Italie: A la pointe de l’éperon d’or, cherchez les îles de l’exil

Au nord des Pouilles, la région du Gargano est un joyau de nature brute. Carte postale sauvée de l’oubli, son image hante à peine entr’aperçue. Grottes marines, falaises immenses, plages secrètes, lagons émeraude et forêts enchanteresses ne suffisent à la décrire. Il y a aussi ces tours saracènes, ces forteresses et cette cathédrale surgissant de la mer au coeur d’un archipel de l’Adriatique… Ce nom de Tremiti qui fait frémir de désir et campe à jamais dans les mémoires.

Texte & photos : Camille JS / Pepite Production

Tout au nord de cette exquise région du talon de la botte italienne, il est une grande province trop excentrée des emblématiques Trulli pour être fort courtisée. Foggia, du nom de sa capitale, est campée autour de « l’ergot » où s’étend le massif de Gargano, un parc naturel de presque 120.000 hectares. L’un des plus vastes d’Italie… Cette province, la plus grande des Pouilles, est aussi proportionnellement la moins peuplée. A peine 92 habitants au kilomètre carré. Longtemps restée à l’écart des routes des vacanciers, cette humble partie de la botte, aussi surnommée Capitanata, possède un charme envoûtant venu d’ailleurs…

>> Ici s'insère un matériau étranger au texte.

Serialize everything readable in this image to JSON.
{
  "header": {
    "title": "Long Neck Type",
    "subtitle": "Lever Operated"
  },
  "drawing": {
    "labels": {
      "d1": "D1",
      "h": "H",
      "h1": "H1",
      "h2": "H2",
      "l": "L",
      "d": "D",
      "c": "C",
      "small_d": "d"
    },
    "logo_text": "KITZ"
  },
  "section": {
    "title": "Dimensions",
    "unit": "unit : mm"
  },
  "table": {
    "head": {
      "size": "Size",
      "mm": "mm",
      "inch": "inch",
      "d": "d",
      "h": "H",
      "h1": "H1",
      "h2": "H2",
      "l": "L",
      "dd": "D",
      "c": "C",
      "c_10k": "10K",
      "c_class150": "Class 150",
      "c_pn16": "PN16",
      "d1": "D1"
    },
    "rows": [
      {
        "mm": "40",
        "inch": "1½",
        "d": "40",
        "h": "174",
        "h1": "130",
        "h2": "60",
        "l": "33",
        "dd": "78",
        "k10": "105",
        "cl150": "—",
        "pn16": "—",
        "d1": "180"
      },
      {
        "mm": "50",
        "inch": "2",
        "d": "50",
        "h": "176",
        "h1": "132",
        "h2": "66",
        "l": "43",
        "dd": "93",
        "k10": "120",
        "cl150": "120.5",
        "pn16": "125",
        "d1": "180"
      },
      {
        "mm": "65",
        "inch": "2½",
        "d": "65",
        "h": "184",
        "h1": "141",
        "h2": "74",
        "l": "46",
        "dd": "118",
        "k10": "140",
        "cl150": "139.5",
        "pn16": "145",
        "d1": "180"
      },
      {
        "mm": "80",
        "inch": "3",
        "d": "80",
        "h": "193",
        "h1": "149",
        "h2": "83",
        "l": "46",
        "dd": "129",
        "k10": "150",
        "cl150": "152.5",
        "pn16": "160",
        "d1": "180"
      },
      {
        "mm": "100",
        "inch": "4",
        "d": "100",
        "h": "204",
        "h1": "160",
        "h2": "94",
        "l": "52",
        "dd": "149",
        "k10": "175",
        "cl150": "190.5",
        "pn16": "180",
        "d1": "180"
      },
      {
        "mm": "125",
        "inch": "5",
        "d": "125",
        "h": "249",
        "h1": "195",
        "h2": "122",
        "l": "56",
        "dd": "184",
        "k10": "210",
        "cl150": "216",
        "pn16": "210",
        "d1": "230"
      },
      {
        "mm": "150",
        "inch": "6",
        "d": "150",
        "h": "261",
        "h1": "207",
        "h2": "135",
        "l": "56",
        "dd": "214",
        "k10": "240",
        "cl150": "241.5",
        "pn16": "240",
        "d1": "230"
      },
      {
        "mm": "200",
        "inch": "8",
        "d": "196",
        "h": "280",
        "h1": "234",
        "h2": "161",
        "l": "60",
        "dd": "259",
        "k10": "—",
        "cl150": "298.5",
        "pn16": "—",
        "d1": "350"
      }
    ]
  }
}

Il y a très, très longtemps, là où se dressent aujourd’hui à flanc de falaises, des cités blanches aussi belles que ses soeurs septentrionales, ne se massaient que les cabanons de pauvres pêcheurs… Habitée depuis le paléolithique, on y égraine nombre de nécropoles et de sites archéologiques. Grecs et romains y ont aussi laissé leur empruntes. Mais ce qui marque en premier les visiteurs, ce sont les Trabucchi, ces géants de bois couronnés de filins qui surplombent les falaises et ont permis à des générations de pêcheurs de remplir leurs filets sans encourir les dangers de la mer.  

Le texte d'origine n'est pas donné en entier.